Considerable attention has been paid this year to upcoming government regulations that will limit the ways credit card company fees can charge late fees and high interest rates.

However, a lesser-known debate in Congress focuses on a different matter - placing a specific cap on the interest rates that card companies can charge.

Senator Bernie Sanders, a Vermont independent, has tried and failed in the past to advance his proposal to place a 15 percent limit on credit card and loan interest rates. Sanders has indicated that his bill is a response to constituents dismayed that banks accepting taxpayer funds are saddling them with interest rates as high as 30 percent.

Elsewhere, a Boston Globe report raises doubts about the prospects for making the proposal a reality, in part because some leading Democrats, including Vice President Joe Biden, represent states where the credit card industry maintains a particularly large presence.
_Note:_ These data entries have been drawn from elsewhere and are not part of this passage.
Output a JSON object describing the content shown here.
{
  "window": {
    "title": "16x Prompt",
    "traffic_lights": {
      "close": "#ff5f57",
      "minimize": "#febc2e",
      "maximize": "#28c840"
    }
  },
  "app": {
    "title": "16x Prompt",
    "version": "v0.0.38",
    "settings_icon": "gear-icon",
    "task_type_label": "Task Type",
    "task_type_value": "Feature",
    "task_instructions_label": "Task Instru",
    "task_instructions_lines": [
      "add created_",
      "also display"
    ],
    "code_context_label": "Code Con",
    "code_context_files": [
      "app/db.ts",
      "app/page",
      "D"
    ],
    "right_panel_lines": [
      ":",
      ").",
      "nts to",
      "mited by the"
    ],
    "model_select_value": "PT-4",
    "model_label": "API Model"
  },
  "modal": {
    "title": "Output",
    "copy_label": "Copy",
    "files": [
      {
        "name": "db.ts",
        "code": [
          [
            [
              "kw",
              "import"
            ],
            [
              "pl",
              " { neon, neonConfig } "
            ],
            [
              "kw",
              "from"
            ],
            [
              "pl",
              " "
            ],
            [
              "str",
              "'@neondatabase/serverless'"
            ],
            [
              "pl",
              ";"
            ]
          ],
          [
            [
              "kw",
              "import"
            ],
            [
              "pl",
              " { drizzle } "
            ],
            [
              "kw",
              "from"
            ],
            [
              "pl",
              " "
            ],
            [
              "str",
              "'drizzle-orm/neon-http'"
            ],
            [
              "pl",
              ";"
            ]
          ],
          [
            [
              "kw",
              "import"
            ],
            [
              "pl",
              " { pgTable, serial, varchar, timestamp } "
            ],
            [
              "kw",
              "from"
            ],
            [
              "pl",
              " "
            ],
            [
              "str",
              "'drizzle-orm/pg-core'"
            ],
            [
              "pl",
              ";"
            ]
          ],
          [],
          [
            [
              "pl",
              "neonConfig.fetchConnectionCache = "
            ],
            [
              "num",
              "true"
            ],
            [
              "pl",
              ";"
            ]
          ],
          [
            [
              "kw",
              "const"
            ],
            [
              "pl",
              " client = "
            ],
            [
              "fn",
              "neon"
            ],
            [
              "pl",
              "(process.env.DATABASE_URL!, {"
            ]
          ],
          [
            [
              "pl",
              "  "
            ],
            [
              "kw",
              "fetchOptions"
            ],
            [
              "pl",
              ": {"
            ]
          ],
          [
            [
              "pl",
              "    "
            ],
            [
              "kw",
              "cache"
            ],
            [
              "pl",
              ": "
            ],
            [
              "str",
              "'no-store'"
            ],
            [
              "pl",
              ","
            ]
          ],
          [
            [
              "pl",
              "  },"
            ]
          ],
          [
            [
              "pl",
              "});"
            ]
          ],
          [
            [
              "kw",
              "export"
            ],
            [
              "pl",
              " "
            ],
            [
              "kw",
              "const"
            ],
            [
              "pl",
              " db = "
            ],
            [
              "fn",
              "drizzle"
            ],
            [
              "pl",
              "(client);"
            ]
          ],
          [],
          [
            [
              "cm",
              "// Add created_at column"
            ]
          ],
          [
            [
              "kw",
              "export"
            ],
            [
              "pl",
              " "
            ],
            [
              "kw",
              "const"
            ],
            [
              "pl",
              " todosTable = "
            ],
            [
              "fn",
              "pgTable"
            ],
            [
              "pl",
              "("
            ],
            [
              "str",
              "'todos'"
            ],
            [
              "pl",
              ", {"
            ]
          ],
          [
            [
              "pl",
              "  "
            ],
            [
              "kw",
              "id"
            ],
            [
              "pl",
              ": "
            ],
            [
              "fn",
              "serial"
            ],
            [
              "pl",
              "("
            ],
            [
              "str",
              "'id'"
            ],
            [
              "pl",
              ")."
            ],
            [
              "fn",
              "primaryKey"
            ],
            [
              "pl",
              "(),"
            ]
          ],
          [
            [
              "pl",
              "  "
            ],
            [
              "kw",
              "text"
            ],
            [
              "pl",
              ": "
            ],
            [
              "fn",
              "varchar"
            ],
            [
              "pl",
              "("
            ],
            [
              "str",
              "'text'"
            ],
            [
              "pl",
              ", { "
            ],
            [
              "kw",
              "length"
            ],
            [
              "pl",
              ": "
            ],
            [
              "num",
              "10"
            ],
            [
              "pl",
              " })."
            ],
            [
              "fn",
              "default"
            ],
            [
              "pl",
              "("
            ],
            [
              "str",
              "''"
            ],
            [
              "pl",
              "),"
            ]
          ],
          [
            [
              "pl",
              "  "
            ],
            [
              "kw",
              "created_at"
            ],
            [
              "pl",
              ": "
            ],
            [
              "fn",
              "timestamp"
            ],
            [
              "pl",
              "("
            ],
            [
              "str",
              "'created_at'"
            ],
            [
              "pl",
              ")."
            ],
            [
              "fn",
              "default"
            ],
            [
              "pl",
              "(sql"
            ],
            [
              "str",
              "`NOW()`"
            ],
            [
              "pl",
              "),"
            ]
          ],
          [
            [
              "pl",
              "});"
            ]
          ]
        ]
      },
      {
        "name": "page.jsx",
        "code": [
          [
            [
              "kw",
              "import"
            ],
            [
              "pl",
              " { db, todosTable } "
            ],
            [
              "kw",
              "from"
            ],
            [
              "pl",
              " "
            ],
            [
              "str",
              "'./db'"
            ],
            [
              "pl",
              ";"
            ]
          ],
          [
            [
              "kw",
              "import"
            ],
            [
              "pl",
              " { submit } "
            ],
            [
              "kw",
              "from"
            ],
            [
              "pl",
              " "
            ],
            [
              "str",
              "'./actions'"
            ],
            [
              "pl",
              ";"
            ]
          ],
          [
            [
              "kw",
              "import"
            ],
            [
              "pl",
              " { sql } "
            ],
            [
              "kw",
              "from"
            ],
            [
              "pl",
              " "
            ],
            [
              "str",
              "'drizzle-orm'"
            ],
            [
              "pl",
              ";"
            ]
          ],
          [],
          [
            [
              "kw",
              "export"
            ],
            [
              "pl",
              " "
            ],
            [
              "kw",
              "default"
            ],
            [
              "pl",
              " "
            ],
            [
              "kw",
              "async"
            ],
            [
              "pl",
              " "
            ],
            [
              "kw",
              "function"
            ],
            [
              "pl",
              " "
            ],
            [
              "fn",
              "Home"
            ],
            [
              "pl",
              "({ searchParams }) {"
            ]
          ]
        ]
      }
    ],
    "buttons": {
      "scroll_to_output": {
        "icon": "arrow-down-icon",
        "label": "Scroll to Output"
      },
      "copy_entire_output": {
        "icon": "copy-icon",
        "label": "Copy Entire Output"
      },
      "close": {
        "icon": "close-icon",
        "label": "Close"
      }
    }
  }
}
The newspaper also noted that President Obama to this point has not thrown his support behind a specific proposal dealing with credit card interest rates. Groups like the Consumer Federation of America have also not yet taken a position on the Sanders legislation because, the Globe adds, they are waiting to see the effects of a 45-day notification requirement for interest rate hikes included in the federal credit card reforms.

Members of Congress are also still working on a proposal that would take February's enactment of the Credit CARD Act reforms and move it up to December 1. However, that proposal has some opponents, including Federal Reserve Chairman Ben Bernanke, who maintains that the industry needs sufficient time to prepare its system to comply with the regulations.

Regardless of whether the Sanders proposal advances in the foreseeable future, consumers may at least find themselves in a more favorable credit card environment by early 2010.